Wrist Stretch on Tabletop

Come to a tabletop with your arms shoulder-width apart. Keep the line of your wrists and turn the hands so that the fingers are pointing towards the knees. You can press down on the inner wrists and palms. Then, begin to tilt the pelvis to the feet in a range you are comfortable with. Hold for five breaths, then release. You can do the same from a high-plank position. You should be aware of the pressure that this puts on your wrists.

High Plank Forward Shift

As you step into the high plank position, your shoulders should be above your wrists. As you inhale and exhale while holding this pose, begin shifting your weight forward so that the shoulders are now ahead of the fingertips. Just as with the previous exercise, move only to a range where it is not painful. As if you were doing a plank, inhale and shift your weight backward. Repeat this 5-10 times.

External rotation of the Shoulders

You activate muscles that support your shoulder joint when you externally turn the shoulders while in a handstand. The serratus anterior is also engaged by externally rotating the shoulders. Some people argue that this muscle group supports the shoulder joint more than the rotator-cuff muscles.
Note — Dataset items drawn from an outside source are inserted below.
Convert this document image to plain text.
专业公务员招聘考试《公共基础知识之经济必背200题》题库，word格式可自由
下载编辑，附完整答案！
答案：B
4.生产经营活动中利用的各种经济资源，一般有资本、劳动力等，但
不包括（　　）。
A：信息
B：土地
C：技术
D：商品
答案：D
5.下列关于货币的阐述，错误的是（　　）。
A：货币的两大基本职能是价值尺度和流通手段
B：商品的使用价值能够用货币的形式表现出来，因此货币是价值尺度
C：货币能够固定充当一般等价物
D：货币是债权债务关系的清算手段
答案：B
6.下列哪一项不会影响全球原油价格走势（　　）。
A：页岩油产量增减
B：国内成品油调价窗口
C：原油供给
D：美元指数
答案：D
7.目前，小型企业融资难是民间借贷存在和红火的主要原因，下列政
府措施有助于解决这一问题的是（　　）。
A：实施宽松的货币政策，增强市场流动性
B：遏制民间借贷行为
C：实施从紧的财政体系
Serratus anterior allows shoulder blades to be rotated upwards and also helps widen (or protract). Both actions are necessary for a good handstand.

Hold a broomstick in Tadasana, lying on your stomach, or standing with your arms shoulder distance apart. Imagine splitting the stick into two halves, creating an external rotation at the shoulder joint. Holding the lower ribs in position, raise the bar slowly and steadily towards the ears while maintaining this motion.

Step into a high plank position with your arms straight. Imagine turning your hands clockwise and counter-clockwise (with your left hand) and pressing firmly down through your hands. You should feel any engagement along your shoulders and the side of the body below the elbow.

As you exhale, move your pelvis slowly toward the Downward Dog. Only push back as far as you can while maintaining the external rotation of your shoulders. Hold for five breaths. Release and rest in the Child’s pose.

Core Strength

The handstand becomes effortless when you find a straight line or stack all the joints. Child’stting there is the real challenge. Hollow body practice is an excellent way to prepare for inversion.

Hollow Body

Lift both legs off the floor while lying flat on your back. As you exhale, let the shoulders and neck stay soft. Actively pull the navel toward the spine. Imagine literally hollowing the stomach.

Keep your upper body on the floor and concentrate on your lower ribs moving towards your hips. Your arms can be alongside you with palms pressing against your outer thighs.

You can continue to do this if you feel stable. As you rotate your shoulders externally, lower your arms toward the sides of your face while keeping your ribs tight against your upper abdominals. Many people will keep their arms at an angle.

You can prepare yourself for the handstand by doing a variety of exercises, drills, and asanas. What works for one person may not work for another. These steps are general guidelines that helped many of my students achieve their handstands.

It is important to let go of attachments to results and to be disciplined in your practice. Persist in your journey, no matter how short or long it is. Once you master the handstand, you will be ready to tackle your next challenging pose.